The Research Domain Criteria (RDoC) which I discussed in one of my earliest blogs, has as its goal building the linkage between symptom complexes and underlying pathological mechanisms. The RDoC will be attempting to link symptoms to more biological and less biologically restricted categorizations than is found in the DSM5. The RDoC framework includes dimensional concepts, e.g., negative valences,, positive valences, social processes, cognition and arousal that mesh psychological and biological phenomena. Several biological concepts in the RDoC include physiological and genetic concepts. The RDoC also includes psychological constructs and implicates the neural circuits that underlie them.

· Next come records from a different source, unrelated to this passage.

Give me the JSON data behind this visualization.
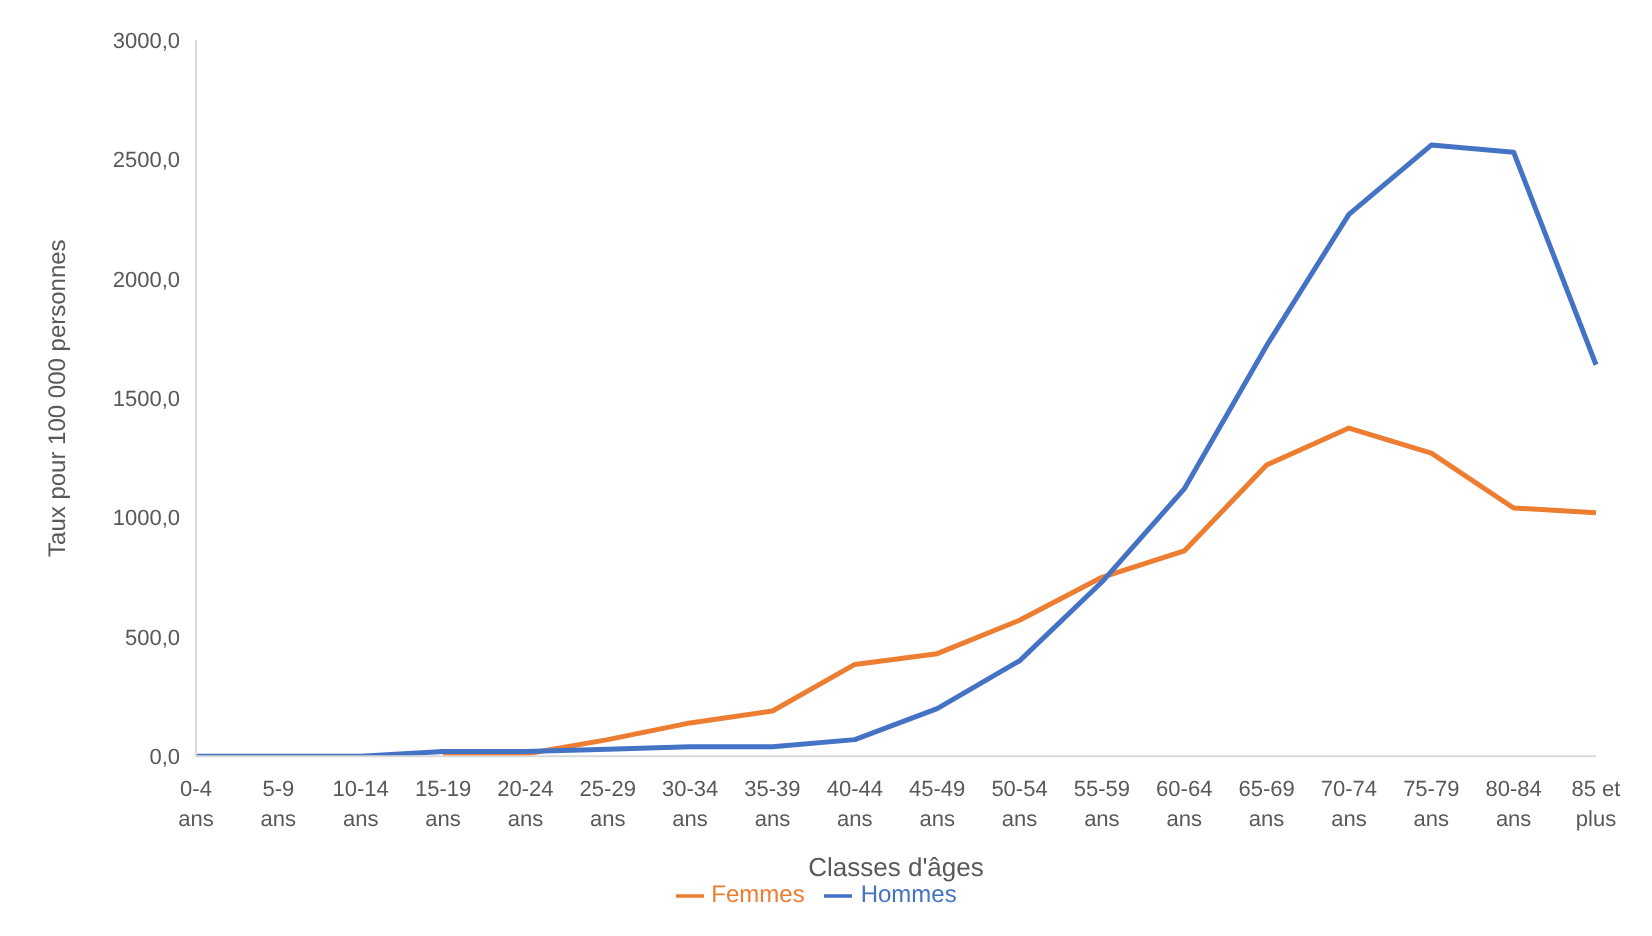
{
  "chart_data": {
    "type": "line",
    "xlabel": "Classes d'âges",
    "ylabel": "Taux  pour 100 000 personnes",
    "categories": [
      "0-4 ans",
      "5-9 ans",
      "10-14 ans",
      "15-19 ans",
      "20-24 ans",
      "25-29 ans",
      "30-34 ans",
      "35-39 ans",
      "40-44 ans",
      "45-49 ans",
      "50-54 ans",
      "55-59 ans",
      "60-64 ans",
      "65-69 ans",
      "70-74 ans",
      "75-79 ans",
      "80-84 ans",
      "85 et plus"
    ],
    "series": [
      {
        "name": "Femmes",
        "color": "#ed7d31",
        "values": [
          null,
          null,
          null,
          0,
          10,
          70,
          140,
          190,
          385,
          430,
          570,
          750,
          860,
          1220,
          1375,
          1270,
          1040,
          1020
        ]
      },
      {
        "name": "Hommes",
        "color": "#4472c4",
        "values": [
          0,
          0,
          0,
          20,
          20,
          30,
          40,
          40,
          70,
          200,
          400,
          730,
          1120,
          1720,
          2270,
          2560,
          2530,
          1640
        ]
      }
    ],
    "ylim": [
      0,
      3000
    ],
    "yticks": [
      {
        "value": 0,
        "label": "0,0"
      },
      {
        "value": 500,
        "label": "500,0"
      },
      {
        "value": 1000,
        "label": "1000,0"
      },
      {
        "value": 1500,
        "label": "1500,0"
      },
      {
        "value": 2000,
        "label": "2000,0"
      },
      {
        "value": 2500,
        "label": "2500,0"
      },
      {
        "value": 3000,
        "label": "3000,0"
      }
    ],
    "grid": false,
    "legend": "bottom",
    "marker": "none",
    "line_style": "solid"
  }
}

This acts to narrow the focus of the DSM5 and therefore will allow better tracking of many clinical findings which vary throughout the population and become pathological only at the extremes of population distribution. The probable outcome of RDoC is a faster evolution than the DSM has produced thus far and a more robust generation of hypotheses linking genetics and observed findings to interacting brain domains in mapped brain areasĀ  produced by modern neuroscience. This is likely to result in hybrid concepts linking biological mechanisms with psychological findings. Many psychiatrists and psychiatric researchers believe that psychiatric syndromes, DSM5 categories, are the result of dysfunctrional connectivity and not receptor malfunction. Therefore identifying specific circuit dysfunction and relating it to clinically observable phenomena is an important goal of RDoc and is likely the way forward from categorical diagnosis.